The company reported revenues of $5.8 billion which includes an operating income of $560 million – nearly five times 2023 levels.
“As far as 2025 goes, this is the first year where we’ve been able to stop firefighting in the short-term while figuring out how to also extend the booking curve,” Weinstein said.
He stressed the difficulty of having to do “firefighting” and extend the booking curve.
“In the last three months, not only did we take more bookings for post-2024 sailings than we did for in-year sailings, we set another record for the most future bookings ever taken during the second quarter,” he added.
Carnival Corp’s booking curve in North America is “higher than it’s ever been”, noted Weinstein, who added Europe’s is at its highest point for 15 years.

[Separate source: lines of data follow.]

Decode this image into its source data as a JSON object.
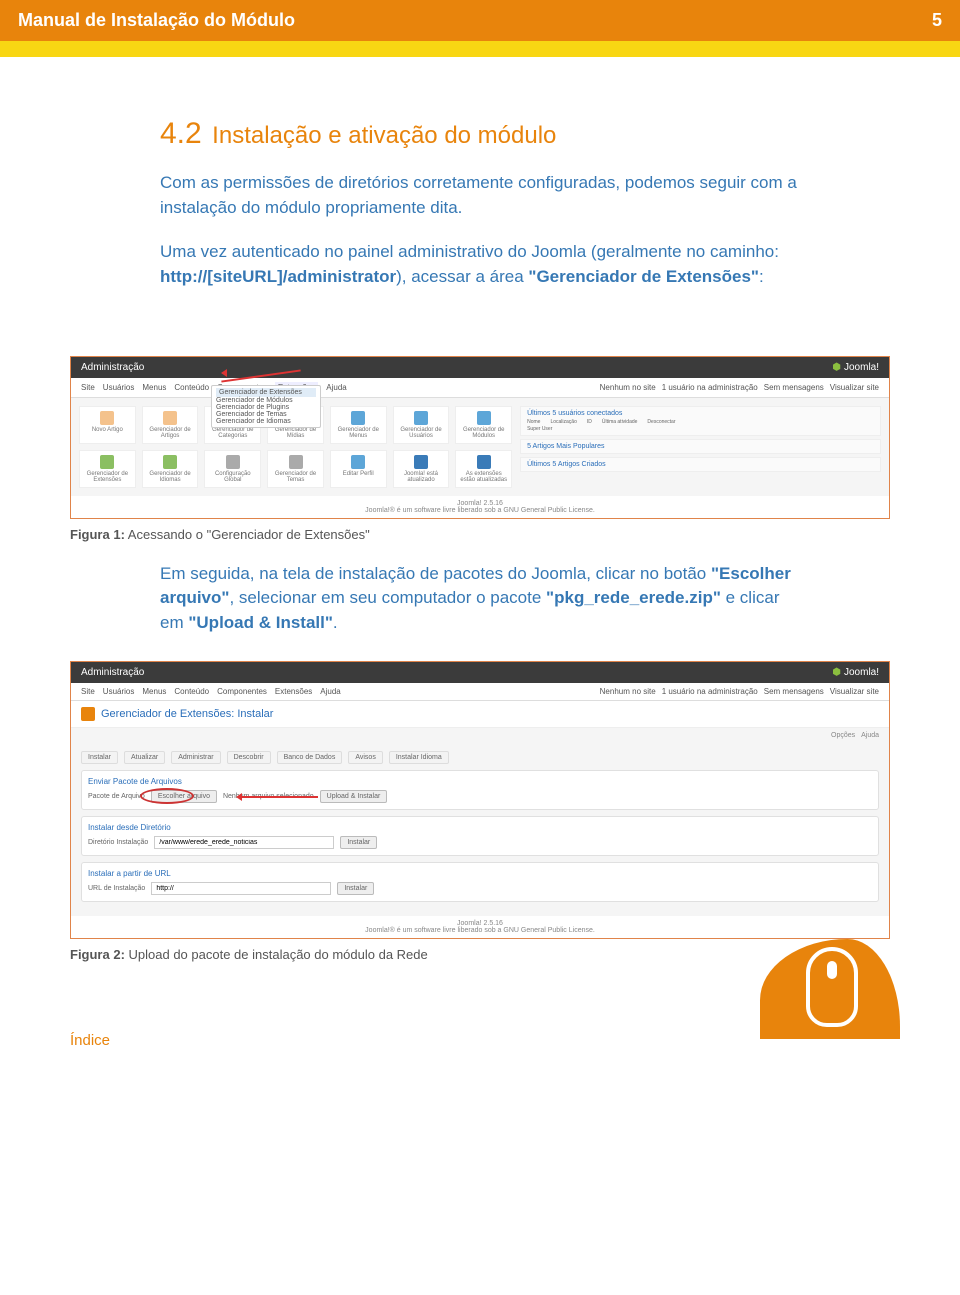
{
  "header": {
    "title": "Manual de Instalação do Módulo",
    "page_number": "5"
  },
  "section": {
    "number": "4.2",
    "title": "Instalação e ativação do módulo"
  },
  "para1": "Com as permissões de diretórios corretamente configuradas, podemos seguir com a instalação do módulo propriamente dita.",
  "para2_pre": "Uma vez autenticado no painel administrativo do Joomla (geralmente no caminho: ",
  "para2_bold1": "http://[siteURL]/administrator",
  "para2_mid": "), acessar a área ",
  "para2_bold2": "\"Gerenciador de Extensões\"",
  "para2_end": ":",
  "fig1": {
    "label": "Figura 1:",
    "text": " Acessando o \"Gerenciador de Extensões\""
  },
  "para3_pre": "Em seguida, na tela de instalação de pacotes do Joomla, clicar no botão ",
  "para3_b1": "\"Escolher arquivo\"",
  "para3_mid": ", selecionar em seu computador o pacote ",
  "para3_b2": "\"pkg_rede_erede.zip\"",
  "para3_mid2": " e clicar em ",
  "para3_b3": "\"Upload & Install\"",
  "para3_end": ".",
  "fig2": {
    "label": "Figura 2:",
    "text": " Upload do pacote de instalação do módulo da Rede"
  },
  "footer_link": "Índice",
  "ss1": {
    "admin": "Administração",
    "brand": "Joomla!",
    "menu": [
      "Site",
      "Usuários",
      "Menus",
      "Conteúdo",
      "Componentes",
      "Extensões",
      "Ajuda"
    ],
    "dropdown": [
      "Gerenciador de Extensões",
      "Gerenciador de Módulos",
      "Gerenciador de Plugins",
      "Gerenciador de Temas",
      "Gerenciador de Idiomas"
    ],
    "right": [
      "Nenhum no site",
      "1 usuário na administração",
      "Sem mensagens",
      "Visualizar site"
    ],
    "tiles": [
      "Novo Artigo",
      "Gerenciador de Artigos",
      "Gerenciador de Categorias",
      "Gerenciador de Mídias",
      "Gerenciador de Menus",
      "Gerenciador de Usuários",
      "Gerenciador de Módulos",
      "Gerenciador de Extensões",
      "Gerenciador de Idiomas",
      "Configuração Global",
      "Gerenciador de Temas",
      "Editar Perfil",
      "Joomla! está atualizado",
      "As extensões estão atualizadas"
    ],
    "side_heads": [
      "Últimos 5 usuários conectados",
      "5 Artigos Mais Populares",
      "Últimos 5 Artigos Criados"
    ],
    "side_cols": [
      "Nome",
      "Localização",
      "ID",
      "Última atividade",
      "Desconectar"
    ],
    "side_user": "Super User",
    "footer": "Joomla! 2.5.16",
    "footer2": "Joomla!® é um software livre liberado sob a GNU General Public License."
  },
  "ss2": {
    "admin": "Administração",
    "brand": "Joomla!",
    "title": "Gerenciador de Extensões: Instalar",
    "ops": [
      "Opções",
      "Ajuda"
    ],
    "tabs": [
      "Instalar",
      "Atualizar",
      "Administrar",
      "Descobrir",
      "Banco de Dados",
      "Avisos",
      "Instalar Idioma"
    ],
    "g1": "Enviar Pacote de Arquivos",
    "g1_label": "Pacote de Arquivo",
    "g1_btn": "Escolher arquivo",
    "g1_none": "Nenhum arquivo selecionado",
    "g1_submit": "Upload & Instalar",
    "g2": "Instalar desde Diretório",
    "g2_label": "Diretório Instalação",
    "g2_val": "/var/www/erede_erede_noticias",
    "g2_btn": "Instalar",
    "g3": "Instalar a partir de URL",
    "g3_label": "URL de Instalação",
    "g3_val": "http://",
    "g3_btn": "Instalar",
    "footer": "Joomla! 2.5.16",
    "footer2": "Joomla!® é um software livre liberado sob a GNU General Public License."
  }
}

New-to-cruise passenger levels rose to 10% while new-to-brand passengers jumped 6% during the last quarter, according to Weinstein.
European brands’ occupancy levels were 10 percentage points higher compared to the second quarter of 2023.
When asked why the company was seeing such strong booking levels for 2025, Weinstein said: “It’s global [demand]. It’s the brands, and it’s the deployments. The brands are doing an extraordinarily good job of getting their messages out and getting people interested.
“There’s a lot of hard work behind that across the commercial space. I wouldn’t give any shout outs one way or another because we’re seeing it so broadly.”
On Cunard’s new Queen Anne ship entering service and being officially named in Liverpool, Weinstein said: “The event generated overwhelming coverage and, as intended, broke booking records on the back of it.
“The new Queen is a step forward in every way for Cunard, while still retaining the DNA of British elegance and refinery that the brand is known for.”